At the same time, however, testing showed slightly lower cognitive function across the board for people who sleep less than six hours each night.
“This indicates that sleep needs are individual, and that sleep duration per se is very weak if at all related [to] brain health, while daytime sleepiness and sleep problems may show somewhat stronger associations,” the authors wrote.
Lee said these results shouldn’t be applied too widely, pointing out that the more encouraging findings for short sleepers involved just a small fraction of the samples included in the study — 740 out of more than 47,000 people.
For the vast majority of people, seven to nine hours of sleep a night is still ideal, he said.
“Anything below six hours … pretty consistently, except for a small minority of people, can demonstrate problems in cognitive function [and] reaction time, compared to their baseline,” Lee said.

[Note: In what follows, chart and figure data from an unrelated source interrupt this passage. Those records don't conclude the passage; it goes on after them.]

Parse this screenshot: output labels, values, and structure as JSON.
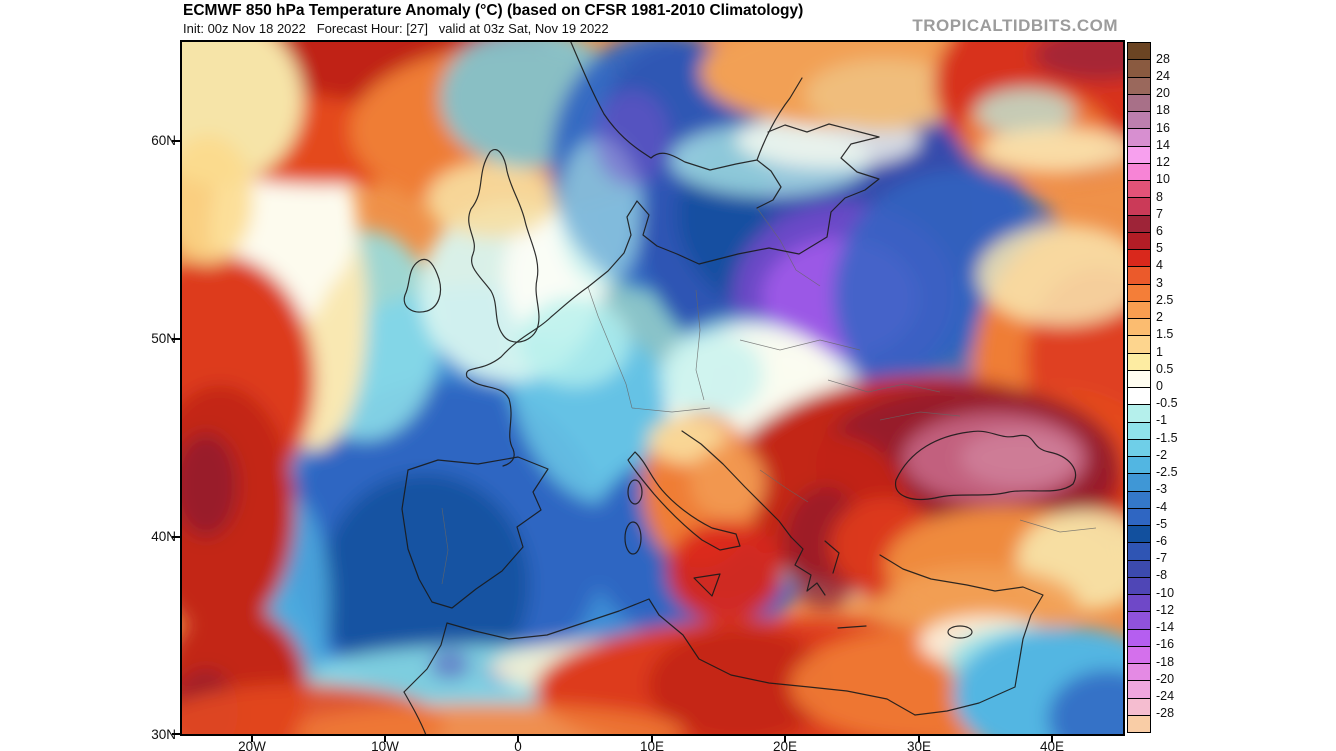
{
  "header": {
    "title": "ECMWF 850 hPa Temperature Anomaly (°C) (based on CFSR 1981-2010 Climatology)",
    "init_line": "Init: 00z Nov 18 2022   Forecast Hour: [27]   valid at 03z Sat, Nov 19 2022",
    "watermark": "TROPICALTIDBITS.COM"
  },
  "map": {
    "lat_labels": [
      "60N",
      "50N",
      "40N",
      "30N"
    ],
    "lon_labels": [
      "20W",
      "10W",
      "0",
      "10E",
      "20E",
      "30E",
      "40E"
    ]
  },
  "colorbar": {
    "tick_labels": [
      "28",
      "24",
      "20",
      "18",
      "16",
      "14",
      "12",
      "10",
      "8",
      "7",
      "6",
      "5",
      "4",
      "3",
      "2.5",
      "2",
      "1.5",
      "1",
      "0.5",
      "0",
      "-0.5",
      "-1",
      "-1.5",
      "-2",
      "-2.5",
      "-3",
      "-4",
      "-5",
      "-6",
      "-7",
      "-8",
      "-10",
      "-12",
      "-14",
      "-16",
      "-18",
      "-20",
      "-24",
      "-28"
    ],
    "segment_colors": [
      "#6b4423",
      "#8a5a40",
      "#9a685c",
      "#a87088",
      "#bc7fae",
      "#d78fd0",
      "#f7a0ee",
      "#f784d6",
      "#e25378",
      "#cb3a58",
      "#9e2438",
      "#b21d26",
      "#d9281c",
      "#eb5a2b",
      "#f47e38",
      "#f89e50",
      "#fbbc70",
      "#fdd58e",
      "#fdeca2",
      "#fffdf0",
      "#ffffff",
      "#b5f0ec",
      "#8fe3ea",
      "#6fcfe8",
      "#52b6e2",
      "#3f97d6",
      "#3478ca",
      "#2f66c2",
      "#12509e",
      "#2f55b4",
      "#3c4aae",
      "#4f46b6",
      "#6f48c8",
      "#9052dc",
      "#b55ef0",
      "#d470ec",
      "#e48ae4",
      "#efa6de",
      "#f5bdd0",
      "#f9cda6"
    ]
  }
}
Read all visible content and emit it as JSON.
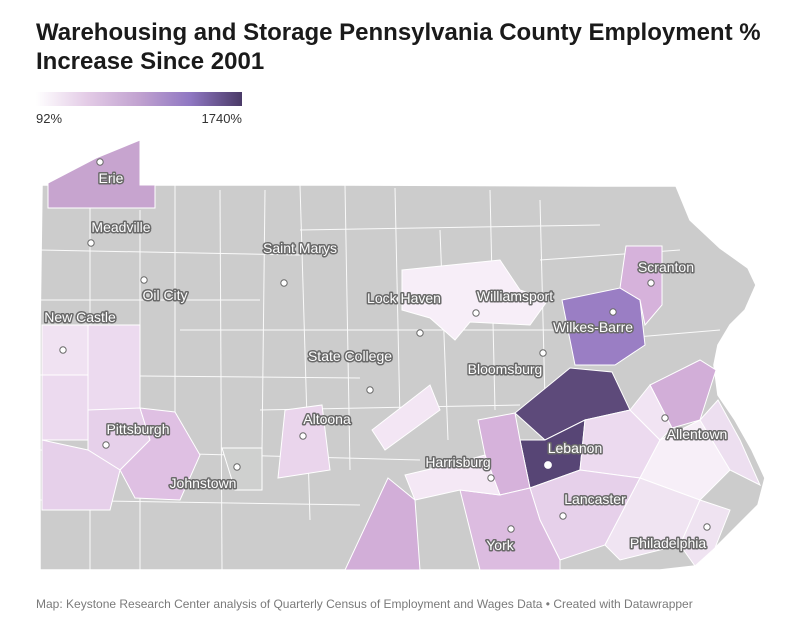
{
  "title": "Warehousing and Storage Pennsylvania County Employment % Increase Since 2001",
  "legend": {
    "min_label": "92%",
    "max_label": "1740%",
    "min_value": 92,
    "max_value": 1740,
    "gradient_colors": [
      "#ffffff",
      "#e3cbe6",
      "#c1a2d0",
      "#8f77c2",
      "#4a3a67"
    ]
  },
  "colors": {
    "no_data": "#cccccc",
    "border": "#ffffff",
    "city_dot": "#ffffff"
  },
  "cities": [
    {
      "name": "Erie"
    },
    {
      "name": "Meadville"
    },
    {
      "name": "Saint Marys"
    },
    {
      "name": "Oil City"
    },
    {
      "name": "New Castle"
    },
    {
      "name": "Lock Haven"
    },
    {
      "name": "Williamsport"
    },
    {
      "name": "Scranton"
    },
    {
      "name": "Wilkes-Barre"
    },
    {
      "name": "State College"
    },
    {
      "name": "Bloomsburg"
    },
    {
      "name": "Pittsburgh"
    },
    {
      "name": "Altoona"
    },
    {
      "name": "Allentown"
    },
    {
      "name": "Lebanon"
    },
    {
      "name": "Johnstown"
    },
    {
      "name": "Harrisburg"
    },
    {
      "name": "Lancaster"
    },
    {
      "name": "York"
    },
    {
      "name": "Philadelphia"
    }
  ],
  "footer": "Map: Keystone Research Center analysis of Quarterly Census of Employment and Wages Data • Created with Datawrapper"
}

Murray said the amount of sleep a person needs to function well can vary widely from person to person. In some cases, genes play a major role.
“For example, there are mutations that lead to very short sleep, so people can get by on quite a few less hours — maybe four hours,” he said.
“Others are long sleepers, so there are extreme variations.”
Ultimately, though, Murray said research like this lays bare some challenges with studying sleep. Both recent studies relied on self-reported data about sleep habits, rather than objective measures.
“It is actually impossible for people to introspect, to think about what their sleep is like, because they are unconscious for that state,” he said.
“Sometimes people’s perceptions of what happened are very different.”